19. A headset as claimed in claim 18, wherein headset signals comprise at least one of audio signals to be output by at least one earphone, power for powering said headset, and control signals.

20. A headset as claimed in any preceding claim, comprising microphone circuitry.

21. A headset as claimed in claim 20, wherein said at least one signal comprise output signals from said microphone circuitry.

22. A headset as claimed in any preceding claim, wherein said first cable comprises at least a coaxial cable.

23. A headset as claimed in claimed in claim 22, where an outer screen of the coaxial cable forms at least part of a counterpoise for the antenna.

24. A headset as claimed in any of claims 1 to 21, wherein said first cable comprises at least a balanced structure.

25. A headset as claimed in claim 2 or any claim appended thereto, wherein said low noise amplifier circuitry is provided by discrete components.

26. A headset as claimed in claim 2 or any claim appended thereto, wherein said low noise amplifier circuitry comprises a common emitter amplifier.

27. A headset as claimed in claim 2 or any claim appended thereto, wherein said low noise amplifier circuitry comprises negative feedback.

28. A headset as claimed in claim 2 or any claim appended thereto, wherein said low noise amplifier circuitry is arranged such that input impedance thereof is matched to impedance of said antenna.

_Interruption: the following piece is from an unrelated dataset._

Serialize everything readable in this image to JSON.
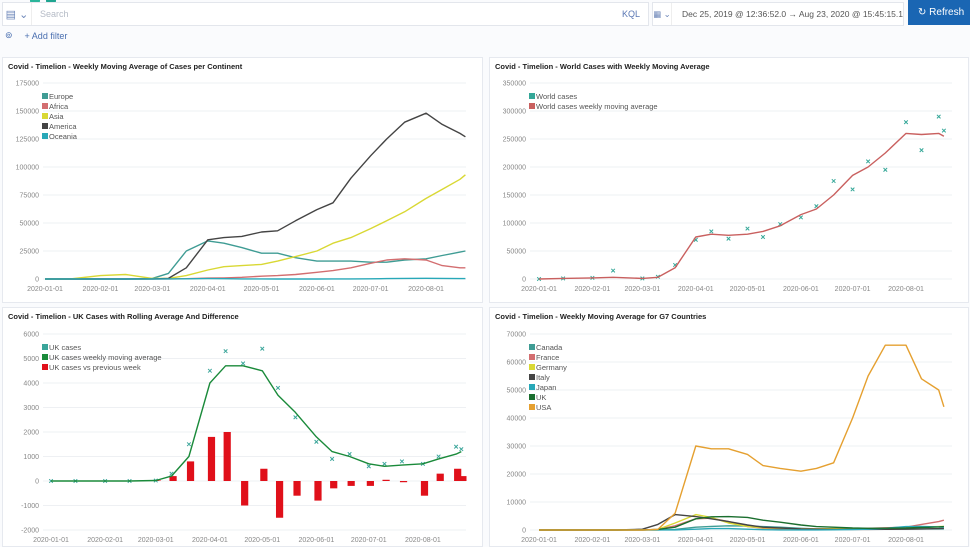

29. A headset as claimed in claim 2 or any claim appended thereto, wherein said low noise amplifier circuitry is arranged such that output impedance is matched to said first cable.

30. A headset as claimed in claim 2 or any claim appended thereto, wherein said low noise amplifier circuitry comprises series feedback.

31. A headset as claimed in claim 2 or any claim appended thereto, wherein said low noise amplifier circuitry is arranged to be incorporated into an assembly comprising at least one of: a headset volume controller; microphone circuitry; and call answering circuitry.

32. In combination, a headset as claimed in any previous claim and a device.

33. A combination as claimed in claim 32, wherein said device comprises a radio receiver.

34. A combination as claimed in claim 32 or claim 33, wherein said device is capable of wireless communications.

35. A combination as claimed in any of claims 32 to 34, wherein said device is arranged to power said headset, in use.

36. A headset comprising: at least one earphone; at least one antenna arranged to receive radio frequency signals; low noise amplifier circuitry for amplifying the received radio frequency signals.

37. A headset comprising: at least one earphone; at least one antenna arranged to receive radio frequency signals, said at least one antenna comprising a cable; low noise amplifier circuitry for amplifying the received radio frequency signals, said cable providing said antenna being coupled between one earphone and said low noise amplifier circuitry; and a connection cable coupled at one end to said low noise amplifier circuitry and at the other end being connectable to a device, wherein at least one of said connection cable and said cable providing said antenna is arranged to carry said radio frequency signals multiplexed with at least one other signal.